Former New Zealand chief scientist Peter Gluckman toldSciDev.Netthat the experience of the COVID-19 pandemic, and the enormous inequalities that have emerged in access to healthcare and vaccinations, shows the need for a global overhaul.
How can we tackle the vaccine inequality that has emerged during the pandemic? Is there any hope of redressing the balance?
Sadly not in the short term. I think multilateralism failed badly in COVID-19, I think it failed … in the early events at the WHO when politics and technical issues didn't align. I think the fact that the COVAX system [for equitable access to vaccines] has not done particularly well — I mean the whole thing has not really worked well.
We've seen nationalism and geopolitics in different manifestations throughout, from early on in the pandemic through to issues of vaccine nationalism and now in the distribution of vaccines. Governments are always at the [point of] tension — they have to meet their own electoral needs first so, it is not an easy balance … if you don't have a strong multinational system.
The fact that neither the UN Security Council or the General Assembly have really had meaty discussions — I don't think the Security Council has even met at all about COVID — suggests that we are not at the position of the kind of conversation that is needed.
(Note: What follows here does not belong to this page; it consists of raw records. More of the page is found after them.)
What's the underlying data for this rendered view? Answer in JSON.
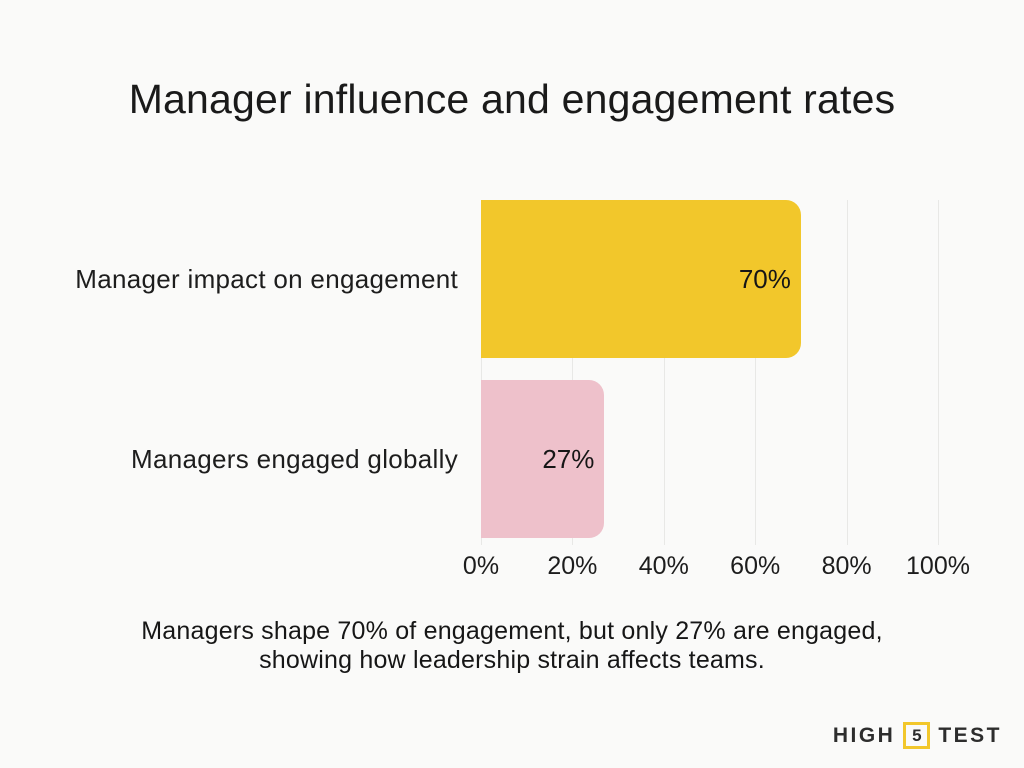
{
  "page": {
    "background": "#FAFAF9"
  },
  "chart_data": {
    "type": "bar",
    "orientation": "horizontal",
    "title": "Manager influence and engagement rates",
    "categories": [
      "Manager impact on engagement",
      "Managers engaged globally"
    ],
    "values": [
      70,
      27
    ],
    "value_labels": [
      "70%",
      "27%"
    ],
    "bar_colors": [
      "#F2C72B",
      "#EEC1CB"
    ],
    "x_ticks": [
      "0%",
      "20%",
      "40%",
      "60%",
      "80%",
      "100%"
    ],
    "xlim": [
      0,
      100
    ],
    "grid": true,
    "legend": false
  },
  "caption": {
    "lines": [
      "Managers shape 70% of engagement, but only 27% are engaged,",
      "showing how leadership strain affects teams."
    ]
  },
  "logo": {
    "word1": "HIGH",
    "number": "5",
    "word2": "TEST",
    "accent": "#F2C72B"
  },
  "colors": {
    "gridline": "#E8E8E6",
    "text": "#1D1D1D",
    "title_text": "#1A1A1A"
  }
}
I think when one looks at some of the developing countries … [they] were more willing to reach out for advice rapidly and hear from experts than some developed countries, so I think there is a lot to learn. I am just worried about whether the lessons will be learnt quick enough and well enough to make progress.
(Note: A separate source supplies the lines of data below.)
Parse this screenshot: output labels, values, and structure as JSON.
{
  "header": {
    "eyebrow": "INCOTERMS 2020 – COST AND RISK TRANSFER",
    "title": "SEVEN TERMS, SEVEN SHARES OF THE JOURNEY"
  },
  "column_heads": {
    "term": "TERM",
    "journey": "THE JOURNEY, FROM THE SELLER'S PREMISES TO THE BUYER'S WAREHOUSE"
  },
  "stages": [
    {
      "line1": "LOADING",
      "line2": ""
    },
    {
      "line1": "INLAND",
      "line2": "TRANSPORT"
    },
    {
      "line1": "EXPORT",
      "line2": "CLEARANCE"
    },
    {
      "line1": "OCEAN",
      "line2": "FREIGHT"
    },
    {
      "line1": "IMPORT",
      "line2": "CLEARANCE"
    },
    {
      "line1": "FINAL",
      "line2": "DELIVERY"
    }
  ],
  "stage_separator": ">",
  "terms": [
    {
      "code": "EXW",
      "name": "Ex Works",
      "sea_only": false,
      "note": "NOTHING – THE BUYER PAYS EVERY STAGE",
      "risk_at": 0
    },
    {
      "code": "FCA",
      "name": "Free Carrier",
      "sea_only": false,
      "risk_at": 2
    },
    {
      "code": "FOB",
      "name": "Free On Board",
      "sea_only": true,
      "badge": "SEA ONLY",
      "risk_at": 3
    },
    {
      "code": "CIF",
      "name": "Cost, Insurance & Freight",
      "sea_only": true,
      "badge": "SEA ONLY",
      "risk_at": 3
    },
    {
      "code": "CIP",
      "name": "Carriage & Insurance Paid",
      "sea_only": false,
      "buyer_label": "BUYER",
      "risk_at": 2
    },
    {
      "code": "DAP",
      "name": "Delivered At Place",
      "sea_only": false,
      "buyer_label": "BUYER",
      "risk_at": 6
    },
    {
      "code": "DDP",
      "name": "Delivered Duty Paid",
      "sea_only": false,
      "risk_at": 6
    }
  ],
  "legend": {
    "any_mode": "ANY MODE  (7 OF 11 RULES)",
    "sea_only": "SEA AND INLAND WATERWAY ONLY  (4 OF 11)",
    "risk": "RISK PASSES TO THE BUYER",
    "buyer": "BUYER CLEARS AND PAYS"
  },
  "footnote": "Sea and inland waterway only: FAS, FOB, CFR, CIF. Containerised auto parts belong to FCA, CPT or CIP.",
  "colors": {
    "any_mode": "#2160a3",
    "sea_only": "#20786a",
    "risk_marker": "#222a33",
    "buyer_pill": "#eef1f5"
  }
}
If the right lessons were learnt from the pandemic, what would they be?
They would be [for countries] to have pre-prepared science advisory mechanisms, not just for emergencies. They need to have well-established knowledge generation mechanisms, which means universities and access to experts. They need knowledge synthesis processes which can inform advisory mechanisms.
They need policymakers who are attuned to understanding that [there are] certain forms of issues where the knowledge needs to be taken more seriously, where the reality of the tragedies that can emerge if the evidence is not listened to needs to be weighted more seriously against short-term political or other considerations.
It was pretty well established long before COVID happened that there was an inevitability of a pandemic of this nature, a zoonotic pandemic would emerge. Very few countries, except arguably for a few that had experienced SARS, had really thought about it and were adequately prepared.
We now know that restriction of movement is an obvious part of managing a pandemic, and yet early on Europe did not want to close borders because it is did not want to break its freedom of movement mantra and, even because of the history of the international health regulations, the WHO was not recommending closing borders and I think, in retrospect, the countries that closed borders are the ones who by and large have done better.
It seems that, when it came to it, the WHO wasn't able to take the envisaged central role in the pandemic…?
You can peel it apart in different ways, but the international health regulations were last written in 2005. They weren't really fit for purpose for a modern pandemic.
The reality is whatever happened in the early days in China, the reporting was slow. The WHO was slow to react in a way that would have energised the world. Yes, it has had a lot of advice, but in fact when we did the early survey for INGSA [International Network for Government Science Advice, which Gluckman chaired until this year] of 120 countries, the WHO wasn't the primary source of advice that many developing countries appeared to be responding to. They were taking it from some of the larger powers like China, the European countries and so forth.
So I think the WHO has a lot to look at itself about but … the whole of the UN system [was] designed 70 years ago in a very different world after the Second World War. The whole state of the multilateral system is something that is concerning. I mean, there is no formal process of science except in the technical agencies like the WHO, WMO [World Meteorological Organization] and so forth actually entering into the discourse of the UN system. Yet the reality is that robust knowledge, whether it is from the natural or social sciences, or the humanities, is critical to every decision that governments make about the future of the planet and the people on it.